We should absolutely be lobbying hard for changes to immigration law, the restrictions placed on ICE, and justice for their wrongdoings.
But I can't see how this helps improve immigration, and it certainly seems likely to cause a lot of negative consequences for GitHub. The employees are putting their employer in a "damned if they do, damned if they don't" situation.
EDIT: Just to clarify, I love the vision of a world where executives don't take actions their workers will protest. I think that in order to get there, the protests need to be reasonable, and I think this one isn't.
EDIT DISCLAIMER: I own a small amount of MSFT stock, which was not on my mind as I wrote this. I use GitHub's free service and have no other relationship I can think of with MSFT or GitHub.
Um, think you've got this backwards. Private entities shouldn't have to take on anyone they don't want as customers (for whatever reason - do you have to justify who you do or don't want in your livingroom?), but publicly-funded institutions shouldn't be able to deny service on political grounds.

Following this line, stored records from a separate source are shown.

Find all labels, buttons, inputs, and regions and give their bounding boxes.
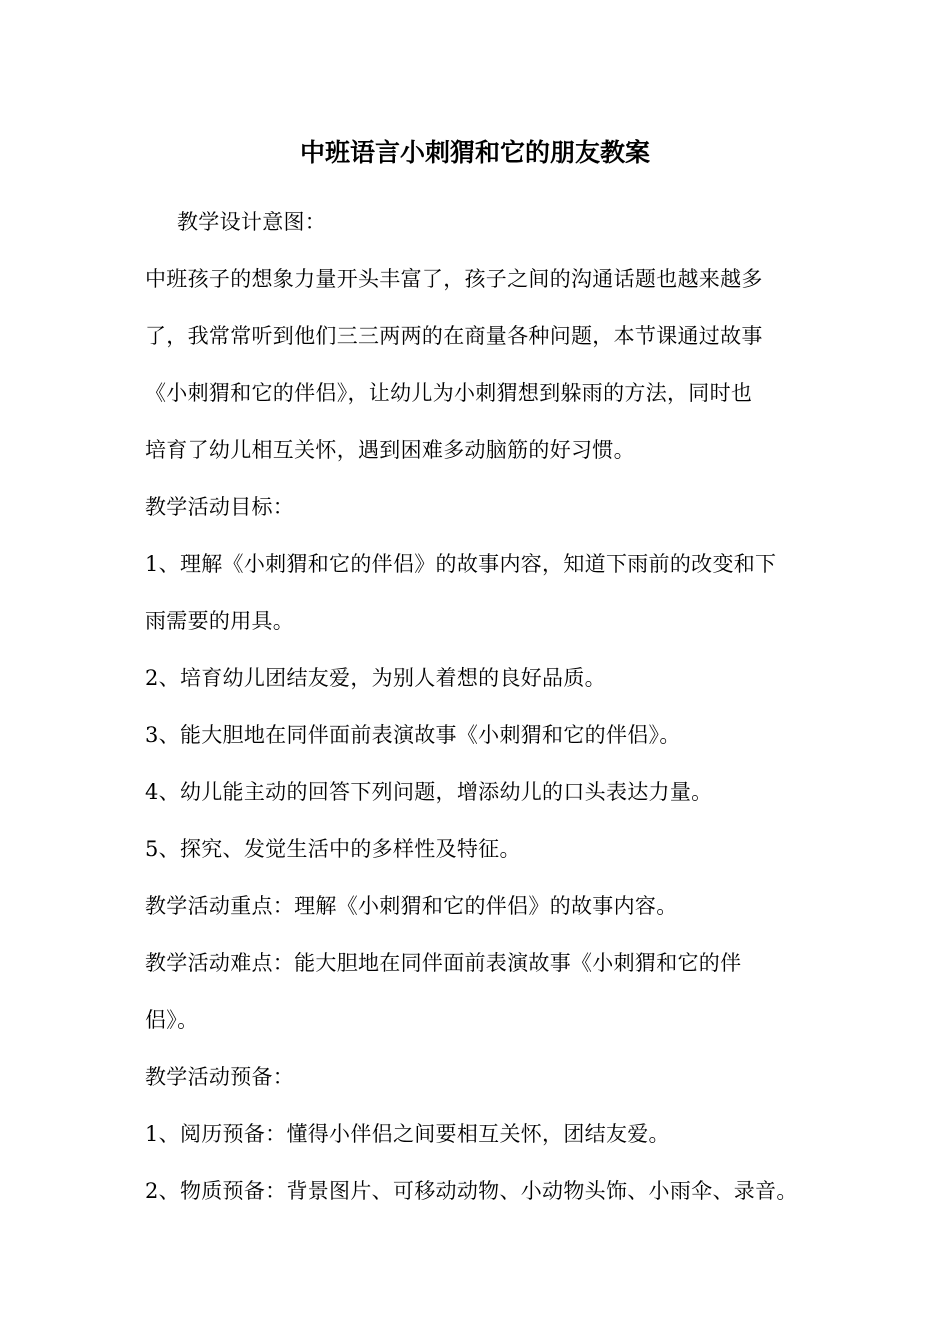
paragraph-line: 中班孩子的想象力量开头丰富了，孩子之间的沟通话题也越来越多: [145, 267, 763, 291]
document-title: 中班语言小刺猬和它的朋友教案: [299, 138, 650, 167]
paragraph-line: 2、物质预备：背景图片、可移动动物、小动物头饰、小雨伞、录音。: [145, 1179, 798, 1203]
paragraph-line: 教学活动重点：理解《小刺猬和它的伴侣》的故事内容。: [145, 894, 678, 918]
paragraph-line: 侣》。: [145, 1008, 199, 1032]
paragraph-line: 《小刺猬和它的伴侣》，让幼儿为小刺猬想到躲雨的方法，同时也: [145, 381, 753, 405]
section-heading: 教学活动目标：: [145, 495, 295, 519]
paragraph-line: 教学活动难点：能大胆地在同伴面前表演故事《小刺猬和它的伴: [145, 951, 742, 975]
paragraph-line: 1、阅历预备：懂得小伴侣之间要相互关怀，团结友爱。: [145, 1122, 670, 1146]
paragraph-line: 2、培育幼儿团结友爱，为别人着想的良好品质。: [145, 666, 606, 690]
paragraph-line: 了，我常常听到他们三三两两的在商量各种问题，本节课通过故事: [145, 324, 763, 348]
paragraph-line: 3、能大胆地在同伴面前表演故事《小刺猬和它的伴侣》。: [145, 723, 681, 747]
paragraph-line: 1、理解《小刺猬和它的伴侣》的故事内容，知道下雨前的改变和下: [145, 552, 777, 576]
paragraph-line: 雨需要的用具。: [145, 609, 295, 633]
paragraph-line: 5、探究、发觉生活中的多样性及特征。: [145, 837, 521, 861]
section-heading: 教学活动预备：: [145, 1065, 295, 1089]
paragraph-line: 培育了幼儿相互关怀，遇到困难多动脑筋的好习惯。: [145, 438, 635, 462]
paragraph-line: 4、幼儿能主动的回答下列问题，增添幼儿的口头表达力量。: [145, 780, 713, 804]
paragraph-line: 教学设计意图：: [177, 210, 327, 234]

In free societies, governments should only be able to forcibly compel people not to do things (murder, threaten, steal, etc.) - see the concept of "negative rights."
If, like a significant portion of the HN audience, you are straight, white, middle class and male it's probably easier for you to dismiss the right to fair treatment than it might be for individuals in those categories.

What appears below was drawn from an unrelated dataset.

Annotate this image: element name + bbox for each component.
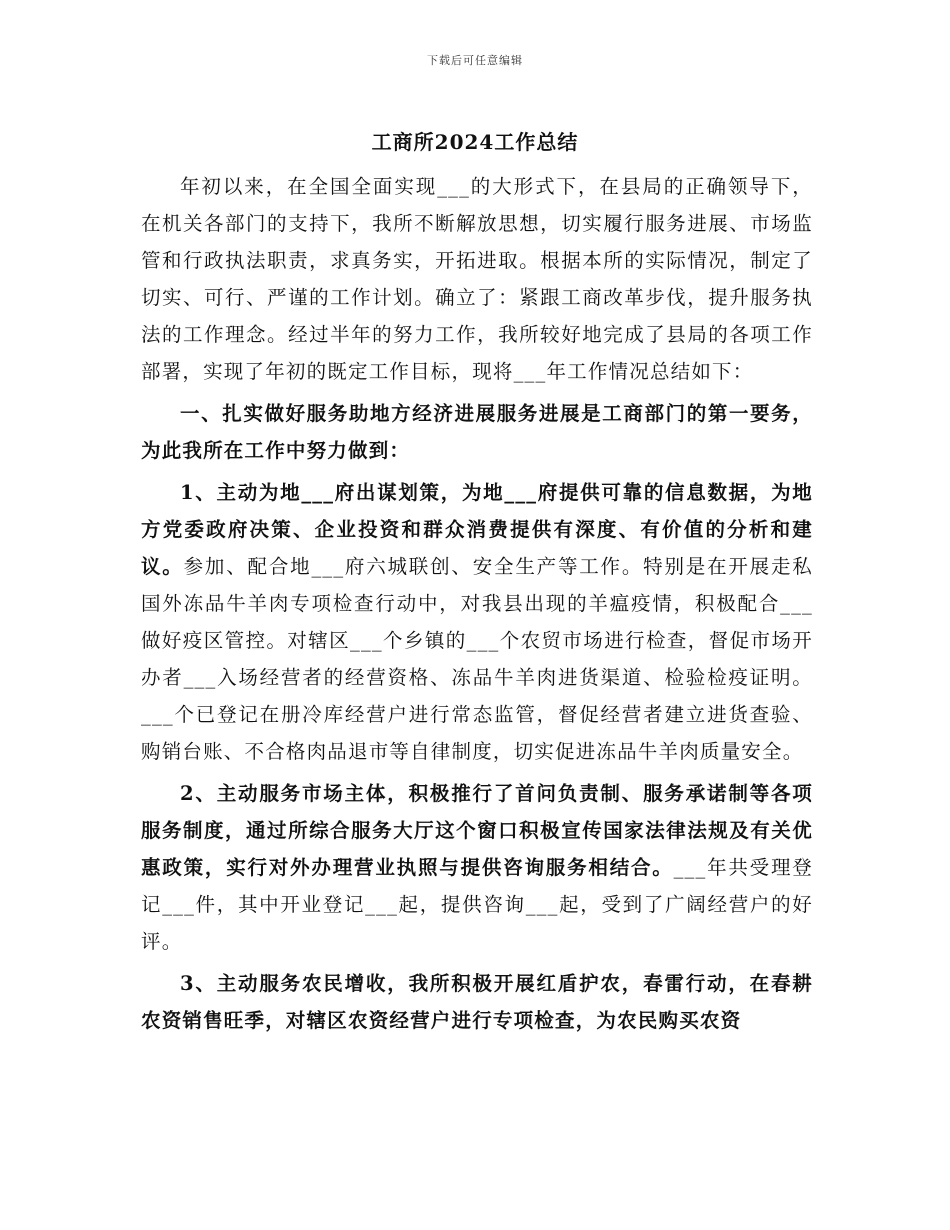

Segregation wasn't a case of the government pushing these ideas on to unwilling populace.
White parents were more likely to be able to afford to move which resulted in them leaving. Minorities tended to be poorer and could not leave and stayed in the areas with the worse schools. Kids who go to worse schools are less likely to get out of poverty so they stayed in the same poor areas and had kids in the same area repeating the cycle.
Since schools are typically given money based on property tax it meant that the schools in poor areas tended to receive less funding. There are also issues with teachers getting lower pay if they were in a poorer school. I think these issues are fixed in some states but there are still issues related to this in various states.